The NIH made its study results public in late April after an independent monitoring committee reviewed the data and concluded the drug’s benefit was great enough to require disclosure. At that point, there was no statistically significant difference in the rate of death between the two trial groups.
The results published Friday still don’t show a clear survival benefit for remdesivir, although 22 fewer patients on the drug died than those given placebo. At two weeks, 7.1% of patients on remdesivir had died, compared to 11.9% on placebo.
Some have questioned the NIH’s decision to disclose results early and allow physicians to give remdesivir to patients who were initially randomized to receive placebo — potentially missing an opportunity to prove whether treatment helps more patients live.

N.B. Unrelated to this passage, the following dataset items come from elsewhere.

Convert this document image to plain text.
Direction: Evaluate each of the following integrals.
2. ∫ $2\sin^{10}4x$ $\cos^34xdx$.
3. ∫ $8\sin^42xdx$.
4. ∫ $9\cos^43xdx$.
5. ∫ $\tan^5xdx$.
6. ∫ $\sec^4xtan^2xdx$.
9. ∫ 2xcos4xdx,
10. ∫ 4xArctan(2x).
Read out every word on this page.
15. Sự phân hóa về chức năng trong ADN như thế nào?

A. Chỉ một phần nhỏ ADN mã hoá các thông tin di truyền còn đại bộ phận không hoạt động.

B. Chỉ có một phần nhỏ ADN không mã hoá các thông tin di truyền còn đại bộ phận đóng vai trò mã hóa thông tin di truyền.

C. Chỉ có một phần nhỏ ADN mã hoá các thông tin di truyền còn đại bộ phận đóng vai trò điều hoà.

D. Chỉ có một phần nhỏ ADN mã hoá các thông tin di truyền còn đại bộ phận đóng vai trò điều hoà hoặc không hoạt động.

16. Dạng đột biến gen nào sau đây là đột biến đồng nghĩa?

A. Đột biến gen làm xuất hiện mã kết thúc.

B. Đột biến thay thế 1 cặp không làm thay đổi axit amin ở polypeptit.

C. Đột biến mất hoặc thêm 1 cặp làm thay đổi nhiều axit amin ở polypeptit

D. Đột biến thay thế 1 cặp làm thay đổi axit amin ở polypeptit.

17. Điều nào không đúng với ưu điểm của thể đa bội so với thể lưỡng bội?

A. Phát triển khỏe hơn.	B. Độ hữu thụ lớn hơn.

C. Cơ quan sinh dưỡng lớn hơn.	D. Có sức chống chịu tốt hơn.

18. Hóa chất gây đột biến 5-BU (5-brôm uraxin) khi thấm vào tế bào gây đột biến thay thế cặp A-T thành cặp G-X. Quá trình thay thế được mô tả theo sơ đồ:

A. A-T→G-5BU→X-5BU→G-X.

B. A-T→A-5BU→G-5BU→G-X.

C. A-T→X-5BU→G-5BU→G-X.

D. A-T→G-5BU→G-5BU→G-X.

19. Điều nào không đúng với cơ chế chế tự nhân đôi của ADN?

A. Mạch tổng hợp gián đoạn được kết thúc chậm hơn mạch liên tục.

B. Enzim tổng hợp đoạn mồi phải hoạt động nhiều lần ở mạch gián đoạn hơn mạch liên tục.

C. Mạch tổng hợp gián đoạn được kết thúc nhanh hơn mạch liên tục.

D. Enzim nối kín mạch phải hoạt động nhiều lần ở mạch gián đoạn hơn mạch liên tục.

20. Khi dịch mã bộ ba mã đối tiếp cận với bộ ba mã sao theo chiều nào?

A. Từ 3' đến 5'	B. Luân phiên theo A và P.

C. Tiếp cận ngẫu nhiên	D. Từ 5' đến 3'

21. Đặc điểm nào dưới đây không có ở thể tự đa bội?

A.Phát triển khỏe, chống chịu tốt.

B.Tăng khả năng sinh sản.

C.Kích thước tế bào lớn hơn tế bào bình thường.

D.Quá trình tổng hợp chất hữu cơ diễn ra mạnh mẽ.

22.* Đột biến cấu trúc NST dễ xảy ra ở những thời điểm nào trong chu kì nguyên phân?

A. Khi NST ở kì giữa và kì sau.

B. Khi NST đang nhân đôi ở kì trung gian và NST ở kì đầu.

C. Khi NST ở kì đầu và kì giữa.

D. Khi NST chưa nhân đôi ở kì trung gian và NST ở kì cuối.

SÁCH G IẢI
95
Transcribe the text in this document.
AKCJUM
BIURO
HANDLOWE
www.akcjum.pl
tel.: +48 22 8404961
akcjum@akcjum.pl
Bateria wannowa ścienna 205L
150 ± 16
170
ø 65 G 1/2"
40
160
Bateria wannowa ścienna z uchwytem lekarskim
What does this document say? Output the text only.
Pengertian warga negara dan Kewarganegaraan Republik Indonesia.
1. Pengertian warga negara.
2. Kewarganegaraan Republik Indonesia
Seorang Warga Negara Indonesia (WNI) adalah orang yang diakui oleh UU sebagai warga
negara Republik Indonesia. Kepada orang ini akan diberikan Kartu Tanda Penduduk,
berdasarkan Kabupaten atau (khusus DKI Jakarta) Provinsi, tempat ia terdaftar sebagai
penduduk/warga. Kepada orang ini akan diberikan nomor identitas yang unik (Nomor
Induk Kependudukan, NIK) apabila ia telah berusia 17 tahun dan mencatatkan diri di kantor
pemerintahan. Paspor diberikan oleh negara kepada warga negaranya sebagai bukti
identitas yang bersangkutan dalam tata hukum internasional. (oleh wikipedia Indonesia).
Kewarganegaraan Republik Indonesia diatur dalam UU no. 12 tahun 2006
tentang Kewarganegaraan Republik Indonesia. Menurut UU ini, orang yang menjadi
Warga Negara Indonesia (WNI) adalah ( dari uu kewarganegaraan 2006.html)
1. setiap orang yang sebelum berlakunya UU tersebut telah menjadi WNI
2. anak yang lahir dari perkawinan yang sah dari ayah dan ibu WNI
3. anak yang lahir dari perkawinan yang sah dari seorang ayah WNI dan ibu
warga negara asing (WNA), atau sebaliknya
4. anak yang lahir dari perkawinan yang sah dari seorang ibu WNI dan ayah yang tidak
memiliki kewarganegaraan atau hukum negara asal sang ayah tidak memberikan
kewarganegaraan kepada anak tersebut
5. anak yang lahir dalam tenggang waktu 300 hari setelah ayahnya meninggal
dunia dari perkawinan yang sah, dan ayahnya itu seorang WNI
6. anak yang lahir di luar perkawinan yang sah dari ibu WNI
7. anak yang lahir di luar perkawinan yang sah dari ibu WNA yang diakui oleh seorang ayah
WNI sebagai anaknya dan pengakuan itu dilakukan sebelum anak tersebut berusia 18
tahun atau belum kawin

Even if remdesivir does help, though, the drug on its own won’t be enough to keep in check a disease that’s led to the deaths of nearly 100,000 Americans and more than 338,000 people worldwide.
“Given high mortality despite the use of remdesivir, it is clear that treatment with an antiviral drug alone is not likely to be sufficient,” concluded researchers in NEJM.
More than 1,000 patients were enrolled in the trial, which was conducted at 60 hospitals and treatment centers across the U.S., Europe and Asia. Researchers moved with extraordinary urgency, taking less than three months to conduct the study and publish results.
The trial remains the only randomized, placebo-controlled study to support the use of a drug to treat COVID-19. Other studies have tested remdesivir, with one, conducted in China, showing no benefit to treatment. But that trial was much smaller than the one run by the NIH, and was stopped early after researchers there were unable to enroll enough patients.
The NIH will continue testing remdesivir, but it now considers the drug to be the standard of care against which other drugs should be compared. Study of a combination of remdesivir together with an immune-blocking drug called baricitinib is now underway.